Saint Batman?
Father Raymond J. de Souza
Heath Ledger is mesmerizing in The Dark Knight, the latest Batman film. Here in his Australian homeland, his posthumous appearance as the Joker has been a major news story for two weeks.
It’s an extraordinary film, even if you are, inexplicably, unmoved by the addition of futuristic gadgets to the most reliable blockbuster combination in cinema: explosions, firearms, car chases and more explosions. This Batman comes with the bonus of some of the more combustible questions in philosophy. What is evil? Is there a moral order built into our world, or is to speak of such a moral design delusional?
This Joker does not permit us to dismiss him as delusional; he comes with an argument. This is not the maniacal buffoon of Jack Nicholson’s star turn nearly 20 years ago. This Joker is diabolical.
“I choose chaos,” the Joker confesses. There is no order built into human nature, no moral law written on the heart. There are rules of common agreement. But they are only manufactured rules, entirely arbitrary, without enduring value. They do not correspond to any truth–and they cannot, for there is no order or design at the heart of reality. There is only chaos, and the Joker embraces it. In an act of perverse integrity, he sets a mountain of cash alight, lest the impurity of his motives be corrupted by some logic or reason.
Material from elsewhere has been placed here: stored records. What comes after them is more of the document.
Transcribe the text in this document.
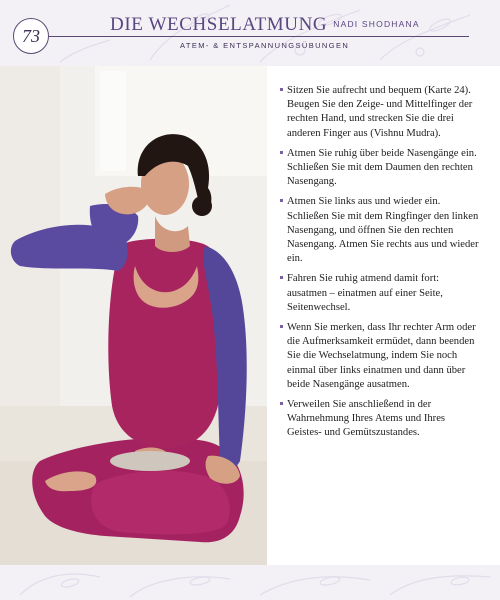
73
DIE WECHSELATMUNG $^{NADI SHODHANA}$
ATEM- & ENTSPANNUNGSÜBUNGEN
Sitzen Sie aufrecht und bequem (Karte 24). Beugen Sie den Zeige- und Mittelfinger der rechten Hand, und strecken Sie die drei anderen Finger aus (Vishnu Mudra).
Atmen Sie ruhig über beide Nasengänge ein. Schließen Sie mit dem Daumen den rechten Nasengang.
Atmen Sie links aus und wieder ein. Schließen Sie mit dem Ringfinger den linken Nasengang, und öffnen Sie den rechten Nasengang. Atmen Sie rechts aus und wieder ein.
Fahren Sie ruhig atmend damit fort: ausatmen – einatmen auf einer Seite, Seitenwechsel.
Wenn Sie merken, dass Ihr rechter Arm oder die Aufmerksamkeit ermüdet, dann beenden Sie die Wechselatmung, indem Sie noch einmal über links einatmen und dann über beide Nasengänge ausatmen.
Verweilen Sie anschließend in der Wahrnehmung Ihres Atems und Ihres Geistes- und Gemütszustandes.
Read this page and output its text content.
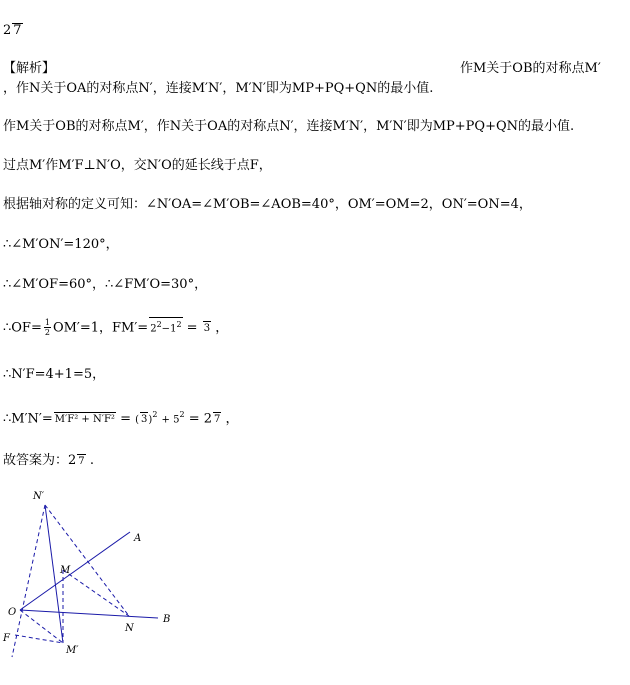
2 7
【解析】	作M关于OB的对称点M′
，作N关于OA的对称点N′，连接M′N′，M′N′即为MP+PQ+QN的最小值.
作M关于OB的对称点M′，作N关于OA的对称点N′，连接M′N′，M′N′即为MP+PQ+QN的最小值.
过点M′作M′F⊥N′O，交N′O的延长线于点F，
根据轴对称的定义可知：∠N′OA=∠M′OB=∠AOB=40°，OM′=OM=2，ON′=ON=4，
∴∠M′ON′=120°，
∴∠M′OF=60°，∴∠FM′O=30°，
∴OF= $\frac{1}{2} OM'=1$，$FM'= 2^2-1^2 = 3$ ，
∴N′F=4+1=5，
∴M′N′= M′F² + N′F² = ( $3)^2 + 5^2 = 2$ 7 ，
故答案为：2 7 .
N′
A
M
O
B
N
F
M′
“Some men aren’t looking for anything logical,” explains Alfred, played by Michael Caine. “Some men just want to watch the world burn.”
Classical philosophy defined evil as not being real in itself, but the lack of something real — just as darkness is not real in itself, but rather the lack of light. If evil is a privation, as this view suggests, then what is real has some order and goodness to it: Light is good, and it is possible to conclude that it is better than darkness.